Despite his sharp social awareness and passion for politics, Loach stressed that his foremost dedication is to cinema itself. His love for cinema comes first and the politics follow naturally because of his depiction of the realities of a character’s life. In a revealing moment of insight into his creative process, Loach insisted that he never intends the metaphoric, but has always remained committed to the practical, “It’s the precision of the observation. You can never make a film about a thesis, or a campaign, or a broad idea. It’s got to be precise, absolutely precise and detailed, because that’s what brings it to life.”

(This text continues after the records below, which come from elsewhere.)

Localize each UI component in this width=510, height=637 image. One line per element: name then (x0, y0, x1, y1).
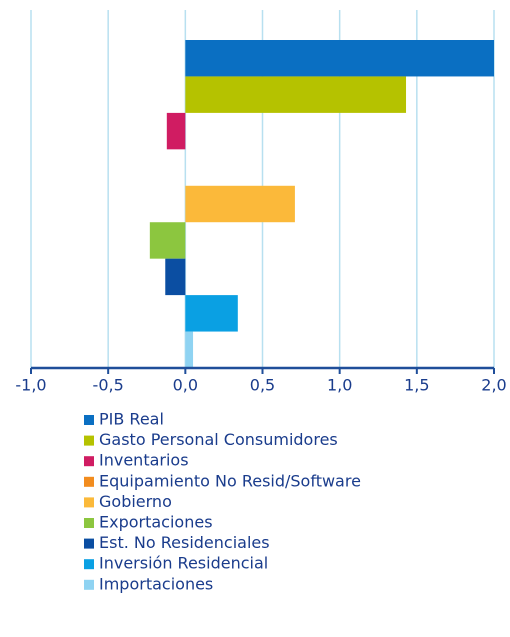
legend-swatch (84, 456, 94, 467)
x-tick-label: 0,0 (173, 376, 198, 395)
legend-swatch (84, 538, 94, 549)
legend-swatch (84, 497, 94, 508)
legend-label: Inversión Residencial (99, 554, 268, 573)
legend-swatch (84, 435, 94, 446)
legend-swatch (84, 518, 94, 528)
legend-swatch (84, 476, 94, 487)
x-tick-label: 0,5 (250, 376, 275, 395)
legend-swatch (84, 415, 94, 425)
x-tick-label: -1,0 (15, 376, 46, 395)
x-tick-label: -0,5 (93, 376, 124, 395)
bar (185, 331, 194, 368)
legend-label: Importaciones (99, 574, 213, 593)
x-tick-label: 1,5 (404, 376, 429, 395)
x-tick-label: 2,0 (481, 376, 506, 395)
legend-label: Inventarios (99, 451, 189, 470)
bar (185, 76, 407, 113)
bar (165, 258, 186, 296)
legend-label: Equipamiento No Resid/Software (99, 471, 361, 490)
x-tick-label: 1,0 (327, 376, 352, 395)
legend-label: PIB Real (99, 410, 164, 429)
legend-swatch (84, 579, 94, 590)
bar (185, 295, 238, 332)
legend-label: Exportaciones (99, 513, 213, 532)
bar (185, 185, 295, 223)
bar (149, 222, 186, 259)
bar (166, 112, 186, 150)
bar (185, 40, 495, 77)
legend-swatch (84, 559, 94, 570)
legend-label: Gasto Personal Consumidores (99, 430, 338, 449)
legend-label: Gobierno (99, 492, 172, 511)
legend-label: Est. No Residenciales (99, 533, 270, 552)
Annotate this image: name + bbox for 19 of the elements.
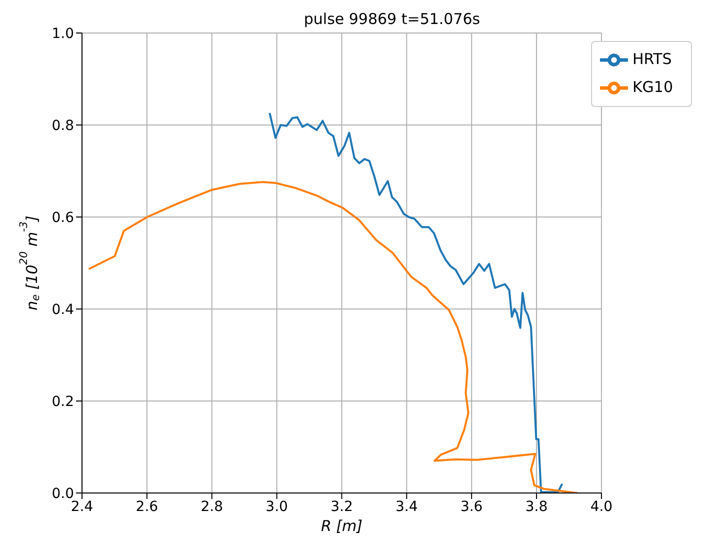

Loach’s films often make that ‘visceral connection’ through natural dialogue, taken from what might ‘loosely be called research but is actually just chatting to people’ and the actors’ unselfconscious inhabiting of their roles. He aspires to simplicity and economy, in the script and in the acting, by concentrating on the present and practical.

Mr. Loach also revealed that he never allows trailers for the actors, personal assistants, or private cars on his shoots. He avoids anything that might isolate cast from crew but instead encourages a true community spirit by making them all mix and ‘muck-in’ together.

Asked by the audience why nobody tries to make films with his style of political commentary anymore, Loach sympathised with young filmmakers in their difficulties in finding funding for any movie, let alone a politically oriented one. He hoped that there were filmmakers out there pursuing work fuelled by a similar passion and anger, but he also insisted on a love for the medium itself, not solely as an instrument of political argument.

On accepting his award, Loach declared that he dedicated it to “scruffy film festivals and creative energy” and asked that young British filmmakers be encouraged to take root again in Britain, rather than be lured across the Atlantic. Let our films look at our cities and streets and villages: “Let it come from our own culture. It’s rich enough.”